Festival of Trees raises nearly $35,000
Walter Sprague
Art and Culture Reporter
This year’s recipients of the proceeds from Pinnacle Bank’s 17th annual Festival of Trees are In-Home Services and Newcastle Volunteer Fire Department.
Held on Friday, Dec. 6, at the Weston County Senior Center, the auction and wine tasting raised $34,909 for the two nonprofit organizations.
The fire department plans to use the funds to upgrade its structure, fire helmets and a new radio repeater. These improvements will help the firefighters communicate better with each other and the station. In-Home Services will be offering support services in the homes of at-risk elderly and disabled residents of Weston County. The funds from Festival of Trees will help those in need to avoid premature institutionalization, and that will save those clients up to $7,000 in monthly assisted living or nursing home fees. The services include meal preparation, caregiver respite, yard care, shopping and Lifeline.
The fundraiser started with a meal and drinks. Long tables held a large variety of hors d’oeuvres for everyone to enjoy free of charge. For adults, there were wine glasses available for purchase at $10 apiece. Purchasers then tasted a large variety of wines throughout the evening. Beer, water, and juice were also available.
Al and Brenda Costello and Co. provided plenty of Christmas music until 7:30 p.m. Hundreds of people crowded into the main room of the center to enjoy the music, the food and the wine.
But then the real reason for the event took the center stage. Wreaths, decorated and ready for sale, lined the walls of the room. The almost four dozen wreaths and a large Christmas tree, provided by Pinnacle Bank, were decorated by different businesses in the area and auctioned off by auctioneer Justin Mills. With his fast wit and faster talking, the bids on the wreaths often grew to epic proportions as bidding wars broke out among the fevered participants. The lowest price for a winning bid was $200. While most of the winners had to shell out in the mid to upper hundreds for the wreaths, a few brought in well over $1,000. The firefighter-decorated wreath brought in a winning bid of $1,300 by Wyoming Refinery, which then donated it back to have it auctioned off again. A second-round bid went for $500 and then there was a third. The last winning bid was $500. That brought the total funds for that wreath to $2,300.
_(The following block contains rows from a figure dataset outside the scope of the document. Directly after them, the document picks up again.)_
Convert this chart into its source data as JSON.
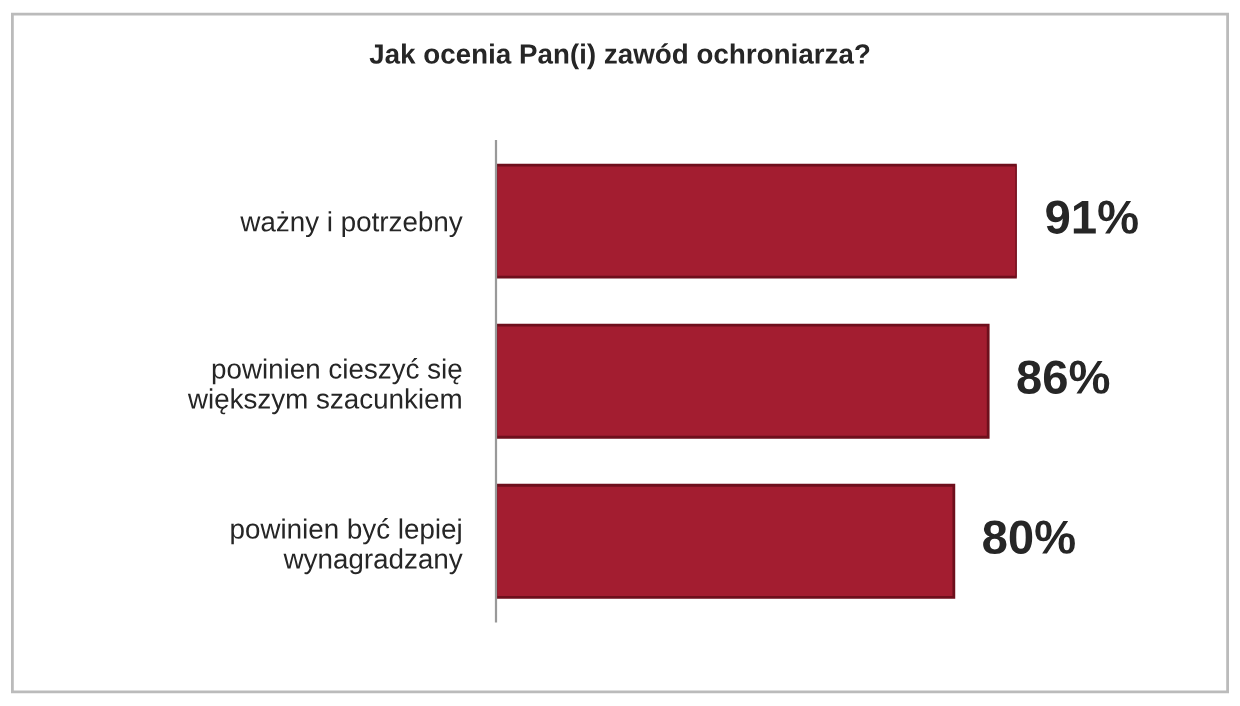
{
  "chart_data": {
    "type": "bar",
    "orientation": "horizontal",
    "title": "Jak ocenia Pan(i) zawód ochroniarza?",
    "categories": [
      "ważny i potrzebny",
      "powinien cieszyć się\nwiększym szacunkiem",
      "powinien być lepiej\nwynagradzany"
    ],
    "values": [
      91,
      86,
      80
    ],
    "color": "#a31d30",
    "value_labels": [
      "91%",
      "86%",
      "80%"
    ],
    "grid": false,
    "legend": false
  }
}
The re-auctioning of wreaths was not limited to just that one either. Auto Inn’s wreath, titled “White Christmas,” sold for $330, and was auctioned a second time for $260.
Other charitable acts occurred as a couple of winners donated their wreaths after winning the bidding wars. For instance, 21 Electric’s wreath “Who’s Who,” which sold for $600, was given by Don Gorm to the Weston County Children’s Center. The Christmas tree, decorated by Friends of Festival and titled “Christmas in the Pines,” sold for $1,000 to the Fountain Inn with Newcastle Motors donating an additional $350 to the winning bid. Friends of the NRA made the wreath for the highest-grossing bidding war. Their wreath, which came with a Ruger .22 gauge revolver, sold to Shelco for $2,700.
The public voted for the best wreath during the event. The winner, a real crowd favorite wreath titled “Merry Christmas” and donated by the fire department, was the wreath that was re-auctioned twice for a total of $2,300.